GE has over 300,000 employees and is the second largest company in the United States. General Electric has its hand in just about every area of the U.S. economy. It is one of the most diversified companies in the world. General Electric owns GE Capital, GE Energy, GE Technology Infrastructure, GE Home & Business Solutions, and NBC Universal.
Despite its iconic status, the stock has been a terrible investment since CEO Jeff Immelt took over. The company became too big and bloated suffering through its worst performance ever. General Electric shares have declined 55% over the past 5 years. General Electric even cut its dividend last year for the first time since 1938. The dividend cut was prompted by a move to conserve cash and maintain its AAA credit rating. The company lost its AAA credit rating anyway and things were darkest at GE in the spring of 2009.
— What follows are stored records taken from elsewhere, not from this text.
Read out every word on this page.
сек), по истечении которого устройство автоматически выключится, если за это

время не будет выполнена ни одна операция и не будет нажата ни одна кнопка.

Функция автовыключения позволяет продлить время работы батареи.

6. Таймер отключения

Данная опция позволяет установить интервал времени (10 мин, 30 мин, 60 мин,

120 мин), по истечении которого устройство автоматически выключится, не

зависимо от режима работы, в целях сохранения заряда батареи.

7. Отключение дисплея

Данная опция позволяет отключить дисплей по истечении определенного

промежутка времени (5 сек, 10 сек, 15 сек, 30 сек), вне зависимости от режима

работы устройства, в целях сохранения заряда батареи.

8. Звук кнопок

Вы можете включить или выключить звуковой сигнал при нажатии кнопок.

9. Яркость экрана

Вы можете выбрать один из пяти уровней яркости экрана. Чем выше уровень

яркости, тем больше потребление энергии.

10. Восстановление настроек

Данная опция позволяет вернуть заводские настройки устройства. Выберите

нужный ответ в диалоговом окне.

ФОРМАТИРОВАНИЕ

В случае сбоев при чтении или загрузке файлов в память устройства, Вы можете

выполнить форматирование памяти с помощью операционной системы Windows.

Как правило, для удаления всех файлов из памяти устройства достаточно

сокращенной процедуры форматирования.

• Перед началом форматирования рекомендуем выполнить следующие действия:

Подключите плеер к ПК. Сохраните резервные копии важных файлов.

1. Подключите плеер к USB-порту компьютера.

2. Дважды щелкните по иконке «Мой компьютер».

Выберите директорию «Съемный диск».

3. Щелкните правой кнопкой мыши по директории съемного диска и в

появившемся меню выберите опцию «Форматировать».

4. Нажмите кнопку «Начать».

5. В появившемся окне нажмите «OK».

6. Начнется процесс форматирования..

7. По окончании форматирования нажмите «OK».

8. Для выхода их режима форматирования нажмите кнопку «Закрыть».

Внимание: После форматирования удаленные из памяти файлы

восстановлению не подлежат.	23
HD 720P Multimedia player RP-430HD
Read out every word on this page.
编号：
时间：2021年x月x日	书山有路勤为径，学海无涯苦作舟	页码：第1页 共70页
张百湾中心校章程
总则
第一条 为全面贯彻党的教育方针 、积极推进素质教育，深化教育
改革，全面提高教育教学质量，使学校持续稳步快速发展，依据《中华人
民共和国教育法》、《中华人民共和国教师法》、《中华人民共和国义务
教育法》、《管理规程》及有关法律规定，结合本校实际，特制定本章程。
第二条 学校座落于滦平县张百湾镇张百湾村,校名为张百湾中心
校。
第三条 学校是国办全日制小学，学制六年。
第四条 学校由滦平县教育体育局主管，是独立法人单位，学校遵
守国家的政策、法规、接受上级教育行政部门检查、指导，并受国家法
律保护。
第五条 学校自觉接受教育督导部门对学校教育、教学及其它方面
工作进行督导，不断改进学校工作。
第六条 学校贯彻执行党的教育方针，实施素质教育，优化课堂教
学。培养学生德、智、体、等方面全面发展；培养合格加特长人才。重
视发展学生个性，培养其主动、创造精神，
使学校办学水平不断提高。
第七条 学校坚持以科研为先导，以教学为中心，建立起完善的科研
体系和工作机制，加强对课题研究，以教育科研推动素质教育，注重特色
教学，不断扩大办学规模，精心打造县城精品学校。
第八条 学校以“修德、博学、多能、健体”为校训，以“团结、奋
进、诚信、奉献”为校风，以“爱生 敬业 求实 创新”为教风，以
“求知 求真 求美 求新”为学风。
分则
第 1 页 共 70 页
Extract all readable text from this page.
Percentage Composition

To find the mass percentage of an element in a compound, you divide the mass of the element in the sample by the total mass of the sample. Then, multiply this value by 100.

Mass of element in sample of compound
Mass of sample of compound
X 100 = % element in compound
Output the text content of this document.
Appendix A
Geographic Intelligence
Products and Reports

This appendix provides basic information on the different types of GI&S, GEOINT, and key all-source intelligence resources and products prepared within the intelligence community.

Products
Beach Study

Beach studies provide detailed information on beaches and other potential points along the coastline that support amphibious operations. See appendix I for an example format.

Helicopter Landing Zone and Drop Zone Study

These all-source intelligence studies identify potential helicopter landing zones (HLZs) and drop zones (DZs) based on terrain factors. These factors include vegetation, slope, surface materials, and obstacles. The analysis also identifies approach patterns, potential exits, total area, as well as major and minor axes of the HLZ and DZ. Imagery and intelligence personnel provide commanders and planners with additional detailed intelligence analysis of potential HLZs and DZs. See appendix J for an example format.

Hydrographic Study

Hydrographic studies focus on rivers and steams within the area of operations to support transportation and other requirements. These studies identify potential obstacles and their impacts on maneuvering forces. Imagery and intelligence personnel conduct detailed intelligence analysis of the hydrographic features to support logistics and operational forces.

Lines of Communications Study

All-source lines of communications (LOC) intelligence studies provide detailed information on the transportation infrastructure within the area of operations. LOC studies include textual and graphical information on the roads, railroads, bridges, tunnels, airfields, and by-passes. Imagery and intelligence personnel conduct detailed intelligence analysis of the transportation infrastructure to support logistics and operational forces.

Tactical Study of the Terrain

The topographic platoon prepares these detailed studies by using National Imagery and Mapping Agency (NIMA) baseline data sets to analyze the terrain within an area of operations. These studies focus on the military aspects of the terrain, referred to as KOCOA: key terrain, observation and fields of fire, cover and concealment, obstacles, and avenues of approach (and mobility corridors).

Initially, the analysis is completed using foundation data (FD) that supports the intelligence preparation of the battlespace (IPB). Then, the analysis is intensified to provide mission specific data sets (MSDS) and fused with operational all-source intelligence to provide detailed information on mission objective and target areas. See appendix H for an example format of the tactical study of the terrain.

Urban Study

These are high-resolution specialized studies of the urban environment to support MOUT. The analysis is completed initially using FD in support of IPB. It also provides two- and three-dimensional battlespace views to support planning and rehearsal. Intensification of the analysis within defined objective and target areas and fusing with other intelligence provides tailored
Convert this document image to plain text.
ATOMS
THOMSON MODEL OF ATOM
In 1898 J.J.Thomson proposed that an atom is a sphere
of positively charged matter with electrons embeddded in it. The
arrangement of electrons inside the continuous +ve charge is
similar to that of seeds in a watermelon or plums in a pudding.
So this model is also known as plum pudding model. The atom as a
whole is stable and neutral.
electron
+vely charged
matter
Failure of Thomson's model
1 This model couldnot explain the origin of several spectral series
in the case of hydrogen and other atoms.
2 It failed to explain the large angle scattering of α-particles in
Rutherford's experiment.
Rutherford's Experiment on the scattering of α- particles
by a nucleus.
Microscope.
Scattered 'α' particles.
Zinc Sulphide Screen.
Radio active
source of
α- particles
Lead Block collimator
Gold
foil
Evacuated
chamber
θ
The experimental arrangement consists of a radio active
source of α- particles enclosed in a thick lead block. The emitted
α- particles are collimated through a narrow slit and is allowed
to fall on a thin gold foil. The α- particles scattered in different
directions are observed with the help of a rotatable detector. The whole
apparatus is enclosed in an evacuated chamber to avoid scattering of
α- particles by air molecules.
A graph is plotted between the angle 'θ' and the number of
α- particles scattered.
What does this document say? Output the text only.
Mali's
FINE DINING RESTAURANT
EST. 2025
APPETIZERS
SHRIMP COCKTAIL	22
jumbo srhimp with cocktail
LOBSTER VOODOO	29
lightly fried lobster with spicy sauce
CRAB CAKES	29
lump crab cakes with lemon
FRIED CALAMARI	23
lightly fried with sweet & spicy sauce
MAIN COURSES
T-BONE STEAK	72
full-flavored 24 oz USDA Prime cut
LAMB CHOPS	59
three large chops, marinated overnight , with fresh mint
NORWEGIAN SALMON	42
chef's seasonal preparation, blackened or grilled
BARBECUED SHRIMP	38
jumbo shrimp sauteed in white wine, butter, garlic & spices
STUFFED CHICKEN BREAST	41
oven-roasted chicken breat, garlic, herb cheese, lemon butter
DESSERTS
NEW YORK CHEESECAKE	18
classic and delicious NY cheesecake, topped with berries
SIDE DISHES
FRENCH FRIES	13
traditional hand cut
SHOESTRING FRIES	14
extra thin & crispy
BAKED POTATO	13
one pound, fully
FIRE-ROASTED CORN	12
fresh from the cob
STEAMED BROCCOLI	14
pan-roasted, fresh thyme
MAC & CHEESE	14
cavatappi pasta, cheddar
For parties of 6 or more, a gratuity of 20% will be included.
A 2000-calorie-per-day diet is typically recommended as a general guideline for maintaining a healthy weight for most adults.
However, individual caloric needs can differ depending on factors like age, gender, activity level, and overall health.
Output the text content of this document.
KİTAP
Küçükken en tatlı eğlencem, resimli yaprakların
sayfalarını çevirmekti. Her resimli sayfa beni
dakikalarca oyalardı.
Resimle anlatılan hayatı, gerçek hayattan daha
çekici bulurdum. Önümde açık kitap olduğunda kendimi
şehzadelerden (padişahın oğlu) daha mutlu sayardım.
But things finally appear to be changing at GE. General Electric is seeking to become a much leaner company. The company has been making moves to divest itself of its industrial and consumer businesses over the past two years. The company is turning its focus towards energy and healthcare. GE is still awaiting regulatory approval of its sale of NBC Universal to Comcast Corporation. GE has also been cutting the size of GE Capital by selling off assets and reducing the unit’s leverage. The financial arm of GE almost brought about the company’s collapse during the crash of 2009.
GE has done an excellent job of writing down the bad loans in it portfolio and increasing its cash reserves. The company expects to have a $25 billion dollar war chest on hand by the end of the year. GE recently increased its dividend last month to 48 cents per share and the company is so flush with cash that it is re-instituting its $15 billion dollar share buyback campaign.
GE is often compared with other financial companies due to the size of GE Capital. However, the market appears to be making a big mistake. GE is more than your typical finance company. The company has great growth opportunities domestically and internationally in the energy, healthcare, and industrial sectors. The conglomerate is investing heavily in renewable resources, turbine technology, appliances, and aircraft engines.
The stock now sells for $15 per share and is currently yielding 3.1%. The stock currently trades at 13.5 times this year’s earnings of $1.11. The company’s earnings declined 13.5% over the past 5 years. The good news is that earnings are expected to grow 10.5% over the next 5 years. Dividend Investors are getting a chance to buy an American classic at a bargain price.